Le modèle relationnel des données produit un schéma de données relationnel qui faut
écrire dans un langage compréhensible par les SGBD relationnelles. Le langage le plus utilisé
est SQL : Structured Query Language (Langage de requêtes structurées) qui sert à :
➢ implémenter la base de données
➢ sécuriser la base de données
➢ manipuler les données
➢ réaliser un ensemble de requêtes en une transaction
Le langage SQL (Structured Query Language)
SQL est un langage d’interrogation structurée de données conçu dans les années 70. Il
est devenu au travers de ses différentes versions, un langage complet de gestion de bases de
données relationnelles. Pour gérer la base de données, SQL dispose de 4 catégories de langages.
Le Langage de Définition des Données (LDD) : Data Definition Language (DDL)
Il comporte l’ensemble des commandes SQL de gestion de la structure de chaque objet
(table, vue, …) de la base de données notamment :
➢ la création (CREATE) des objets
➢ la modification (ALTER) des objets
➢ la suppression (DROP) des objets
➢ le renommage (RENAME) des objets
➢ …
Le Langage de Manipulation des Données (LMD) : Data Manipulation Language
(DML)
Il comporte l’ensemble des commandes SQL réalisant les opérations suivantes sur les
données :
➢ l’ajout (INSERT) des données dans une table
➢ la mise à jour (UPDATE) des données d’une table
➢ la suppression (DELETE) des données d’une table
➢ la visualisation (SELECT) des données d’une ou plusieurs tables
Le Langage de Contrôle des Données (LCD) : Data Control Language (DCL)

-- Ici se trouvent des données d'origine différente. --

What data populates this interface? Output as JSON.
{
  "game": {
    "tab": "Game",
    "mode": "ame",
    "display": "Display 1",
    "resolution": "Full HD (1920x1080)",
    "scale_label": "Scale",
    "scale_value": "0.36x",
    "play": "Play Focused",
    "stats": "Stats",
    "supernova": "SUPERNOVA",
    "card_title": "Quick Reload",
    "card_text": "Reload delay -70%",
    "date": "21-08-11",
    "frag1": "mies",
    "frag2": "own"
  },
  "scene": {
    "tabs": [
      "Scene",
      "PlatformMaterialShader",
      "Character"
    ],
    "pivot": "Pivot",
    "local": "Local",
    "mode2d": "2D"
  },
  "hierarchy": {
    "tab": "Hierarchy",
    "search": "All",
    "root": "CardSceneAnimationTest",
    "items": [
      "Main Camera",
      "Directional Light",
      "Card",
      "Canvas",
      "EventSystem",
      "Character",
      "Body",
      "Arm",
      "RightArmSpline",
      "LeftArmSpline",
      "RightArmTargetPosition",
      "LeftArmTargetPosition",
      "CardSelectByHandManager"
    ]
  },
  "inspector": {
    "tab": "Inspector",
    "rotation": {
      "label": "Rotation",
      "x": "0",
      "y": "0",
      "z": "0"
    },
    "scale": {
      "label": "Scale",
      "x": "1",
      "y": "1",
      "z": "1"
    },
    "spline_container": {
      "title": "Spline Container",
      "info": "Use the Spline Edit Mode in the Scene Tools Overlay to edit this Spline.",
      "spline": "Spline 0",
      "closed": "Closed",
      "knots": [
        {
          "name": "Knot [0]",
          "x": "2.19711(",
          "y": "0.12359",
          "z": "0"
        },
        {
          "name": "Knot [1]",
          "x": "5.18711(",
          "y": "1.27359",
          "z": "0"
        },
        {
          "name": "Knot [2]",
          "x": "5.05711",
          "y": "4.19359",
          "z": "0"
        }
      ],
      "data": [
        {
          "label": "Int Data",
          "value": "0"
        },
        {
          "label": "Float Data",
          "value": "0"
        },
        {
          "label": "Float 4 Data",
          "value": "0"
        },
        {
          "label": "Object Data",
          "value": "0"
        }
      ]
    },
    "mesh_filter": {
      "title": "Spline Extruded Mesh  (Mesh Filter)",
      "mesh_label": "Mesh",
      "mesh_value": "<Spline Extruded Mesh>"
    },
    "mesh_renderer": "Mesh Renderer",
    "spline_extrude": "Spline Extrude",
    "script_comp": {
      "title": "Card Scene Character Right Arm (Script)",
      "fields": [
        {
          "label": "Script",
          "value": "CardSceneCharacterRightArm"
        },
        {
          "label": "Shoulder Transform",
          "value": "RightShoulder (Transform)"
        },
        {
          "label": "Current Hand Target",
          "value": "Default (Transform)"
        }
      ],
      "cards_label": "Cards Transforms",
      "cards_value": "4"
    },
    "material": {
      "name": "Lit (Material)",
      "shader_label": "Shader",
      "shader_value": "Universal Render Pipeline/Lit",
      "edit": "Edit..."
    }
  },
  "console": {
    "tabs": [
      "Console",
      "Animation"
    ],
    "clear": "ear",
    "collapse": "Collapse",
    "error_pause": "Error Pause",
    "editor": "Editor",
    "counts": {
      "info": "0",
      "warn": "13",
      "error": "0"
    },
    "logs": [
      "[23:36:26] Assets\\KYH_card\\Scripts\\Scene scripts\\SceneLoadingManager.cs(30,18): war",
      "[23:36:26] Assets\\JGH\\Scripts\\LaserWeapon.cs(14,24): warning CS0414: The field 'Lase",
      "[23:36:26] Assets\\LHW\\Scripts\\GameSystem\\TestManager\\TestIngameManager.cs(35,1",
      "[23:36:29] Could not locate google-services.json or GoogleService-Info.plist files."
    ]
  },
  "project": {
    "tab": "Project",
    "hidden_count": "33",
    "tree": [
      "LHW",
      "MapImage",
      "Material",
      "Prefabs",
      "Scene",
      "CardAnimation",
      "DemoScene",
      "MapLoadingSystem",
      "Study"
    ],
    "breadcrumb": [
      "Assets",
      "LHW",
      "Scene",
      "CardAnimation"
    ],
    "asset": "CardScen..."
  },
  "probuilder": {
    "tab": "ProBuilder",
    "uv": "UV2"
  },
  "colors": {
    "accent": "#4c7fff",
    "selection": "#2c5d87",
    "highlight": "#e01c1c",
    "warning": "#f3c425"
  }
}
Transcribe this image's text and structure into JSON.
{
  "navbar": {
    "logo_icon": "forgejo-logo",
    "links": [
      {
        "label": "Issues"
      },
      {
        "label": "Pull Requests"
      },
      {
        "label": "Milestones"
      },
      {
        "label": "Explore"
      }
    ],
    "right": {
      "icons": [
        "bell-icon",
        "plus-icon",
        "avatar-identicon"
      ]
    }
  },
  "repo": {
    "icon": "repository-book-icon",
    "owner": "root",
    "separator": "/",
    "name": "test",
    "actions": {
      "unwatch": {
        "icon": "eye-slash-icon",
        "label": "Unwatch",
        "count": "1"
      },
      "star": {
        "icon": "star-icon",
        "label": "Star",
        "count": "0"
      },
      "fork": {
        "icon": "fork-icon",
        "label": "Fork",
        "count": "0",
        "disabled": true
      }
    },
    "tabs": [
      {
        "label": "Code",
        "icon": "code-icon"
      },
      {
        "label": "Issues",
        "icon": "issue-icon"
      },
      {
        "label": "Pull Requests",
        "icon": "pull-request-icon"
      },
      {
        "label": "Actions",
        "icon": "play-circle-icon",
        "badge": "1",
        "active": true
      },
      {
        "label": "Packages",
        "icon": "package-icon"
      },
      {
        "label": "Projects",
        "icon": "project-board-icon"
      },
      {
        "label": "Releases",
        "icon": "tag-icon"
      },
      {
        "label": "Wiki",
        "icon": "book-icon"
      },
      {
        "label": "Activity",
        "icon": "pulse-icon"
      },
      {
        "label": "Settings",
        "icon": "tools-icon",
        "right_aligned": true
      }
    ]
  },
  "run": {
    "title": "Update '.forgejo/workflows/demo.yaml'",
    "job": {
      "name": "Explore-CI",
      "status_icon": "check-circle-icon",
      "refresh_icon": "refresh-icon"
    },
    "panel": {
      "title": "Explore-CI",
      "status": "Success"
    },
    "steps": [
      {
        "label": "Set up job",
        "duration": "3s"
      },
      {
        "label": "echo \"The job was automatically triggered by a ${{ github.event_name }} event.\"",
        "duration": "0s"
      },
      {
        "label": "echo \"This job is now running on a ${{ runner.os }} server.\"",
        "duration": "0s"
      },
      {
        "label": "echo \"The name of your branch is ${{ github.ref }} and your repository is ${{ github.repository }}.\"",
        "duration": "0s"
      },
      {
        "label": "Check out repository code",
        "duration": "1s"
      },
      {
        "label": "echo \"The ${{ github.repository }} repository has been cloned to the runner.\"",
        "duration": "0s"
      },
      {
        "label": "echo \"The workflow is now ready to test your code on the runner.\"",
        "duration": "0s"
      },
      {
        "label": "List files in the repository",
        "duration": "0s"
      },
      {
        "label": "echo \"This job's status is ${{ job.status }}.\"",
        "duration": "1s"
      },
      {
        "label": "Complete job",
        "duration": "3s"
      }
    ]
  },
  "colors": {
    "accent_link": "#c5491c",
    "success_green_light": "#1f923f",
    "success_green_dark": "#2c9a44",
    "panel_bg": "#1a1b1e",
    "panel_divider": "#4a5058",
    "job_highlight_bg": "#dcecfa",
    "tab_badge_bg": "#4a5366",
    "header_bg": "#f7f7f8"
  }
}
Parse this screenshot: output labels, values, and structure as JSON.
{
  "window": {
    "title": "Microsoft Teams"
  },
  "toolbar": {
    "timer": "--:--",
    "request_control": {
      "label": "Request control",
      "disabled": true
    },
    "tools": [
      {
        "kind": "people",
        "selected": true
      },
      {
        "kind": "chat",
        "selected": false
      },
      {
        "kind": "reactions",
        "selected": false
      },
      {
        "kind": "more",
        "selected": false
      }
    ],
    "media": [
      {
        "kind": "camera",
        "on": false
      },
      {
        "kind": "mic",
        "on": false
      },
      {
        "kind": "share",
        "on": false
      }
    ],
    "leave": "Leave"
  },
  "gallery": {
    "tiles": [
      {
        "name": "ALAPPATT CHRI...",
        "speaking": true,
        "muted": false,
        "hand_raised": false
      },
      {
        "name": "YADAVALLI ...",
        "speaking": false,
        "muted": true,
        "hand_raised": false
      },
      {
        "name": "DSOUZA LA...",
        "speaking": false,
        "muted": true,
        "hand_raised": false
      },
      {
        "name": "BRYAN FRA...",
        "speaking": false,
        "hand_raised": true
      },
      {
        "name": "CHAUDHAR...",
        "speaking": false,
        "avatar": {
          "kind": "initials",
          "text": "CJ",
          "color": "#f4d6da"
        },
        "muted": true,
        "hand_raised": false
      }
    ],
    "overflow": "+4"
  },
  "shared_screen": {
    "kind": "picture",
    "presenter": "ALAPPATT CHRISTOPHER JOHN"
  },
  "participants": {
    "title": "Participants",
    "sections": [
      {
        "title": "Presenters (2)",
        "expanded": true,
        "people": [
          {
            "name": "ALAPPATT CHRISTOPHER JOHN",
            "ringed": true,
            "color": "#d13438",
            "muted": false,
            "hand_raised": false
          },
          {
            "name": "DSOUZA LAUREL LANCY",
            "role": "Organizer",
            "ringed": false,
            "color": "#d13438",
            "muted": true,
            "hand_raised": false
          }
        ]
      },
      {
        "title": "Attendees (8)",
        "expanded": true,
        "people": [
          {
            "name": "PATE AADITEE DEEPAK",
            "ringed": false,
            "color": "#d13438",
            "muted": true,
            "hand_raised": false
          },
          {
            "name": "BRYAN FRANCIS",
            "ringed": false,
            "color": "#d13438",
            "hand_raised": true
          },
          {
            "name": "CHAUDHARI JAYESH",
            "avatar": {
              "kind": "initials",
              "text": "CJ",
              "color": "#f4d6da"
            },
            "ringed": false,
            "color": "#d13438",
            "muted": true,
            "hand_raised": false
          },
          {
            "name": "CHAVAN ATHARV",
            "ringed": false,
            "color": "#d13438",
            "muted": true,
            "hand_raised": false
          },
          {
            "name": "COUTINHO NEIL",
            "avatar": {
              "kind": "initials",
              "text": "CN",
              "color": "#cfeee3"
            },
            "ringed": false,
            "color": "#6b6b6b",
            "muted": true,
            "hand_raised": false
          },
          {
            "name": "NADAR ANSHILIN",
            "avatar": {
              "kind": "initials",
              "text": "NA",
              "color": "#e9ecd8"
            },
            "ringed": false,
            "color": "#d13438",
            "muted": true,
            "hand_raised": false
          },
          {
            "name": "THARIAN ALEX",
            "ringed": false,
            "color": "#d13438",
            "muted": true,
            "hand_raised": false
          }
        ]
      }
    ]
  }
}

Il comporte l’ensemble des commandes SQL de gestion des droits d’accès aux tables et
vues :
➢ l’autorisation (GRANT) d’accès
➢ l’interdiction (REVOKE) d’accès
Le Langage de Contrôle des Transactions (LCT) : Transaction Control Language
(TCL)
Une transaction est un ensemble de requêtes SQL indivisible qui met à jour une base de
données en garantissant sa cohérence. Elle comporte un début, une suite de requêtes SQL et
une fin. Les transactions doivent respecter les principes résumés par l'acronyme ACID :
Atomicité
Une transaction doit être complètement exécutée ou totalement annulée. Dans ce sens,
une transaction constitue une unité d'exécution dont les opérations doivent être annulées lorsque
la transaction est interrompue. L'atomicité obéit au principe du « tout ou rien »
Cohérence
Il est possible qu'une transaction en cours d'exécution transgresse temporairement
certaines contraintes de cohérence. Mais quand la transaction est terminée, le résultat final doit
respecter de nouveau toutes les contraintes. Par conséquent, une transaction fait passer une base
de données d'un état cohérent à un autre état cohérent et garantit l'absence de données
contradictoires. La transaction représente donc une unité d'exécution qui doit maintenir la
cohérence d'une base de données. La cohérence signifie l'absence de données contradictoires.
Isolation
Le principe de l'isolation exige que les modifications apportées à la base de données par
les opérations d’une transaction en cours ne doivent être visibles qu’après leur validation. Ainsi,
une donnée en cours de modification ne doit pas être accessible. L'isolation protège la base de
données contre les effets de bord.
Durabilité
Une base de données doit être maintenue dans un état cohérent jusqu'à la validation des
modifications effectuées par une transaction. Lors d'incidents (erreurs de programmation,
interruptions du système ou pannes d'unités de stockage externes), la durabilité garantit que
seule une transaction correctement exécutée et validée permet de valider de façon durable les
modifications faites sur la base de données par les différentes opérations de la transaction.
Le principe ACID, fondamental aux SGBD garantit que chaque utilisateur transforme
une base de données d'un état cohérent à un autre état cohérent. Les états intermédiaires
incohérents restent invisibles depuis l'extérieur (à la transaction) et sont annulés en cas
d'incident.
Une transaction n'a que deux issues possibles : le succès (COMMIT) ou l'échec
(ROLLBACK). Il n'y a pas de situation intermédiaire.
Seuls les requêtes SQL qui modifient des données interviennent dans une transaction.
Une requête SELECT qui n'effectue qu'une lecture n'influe pas sur la cohérence des données.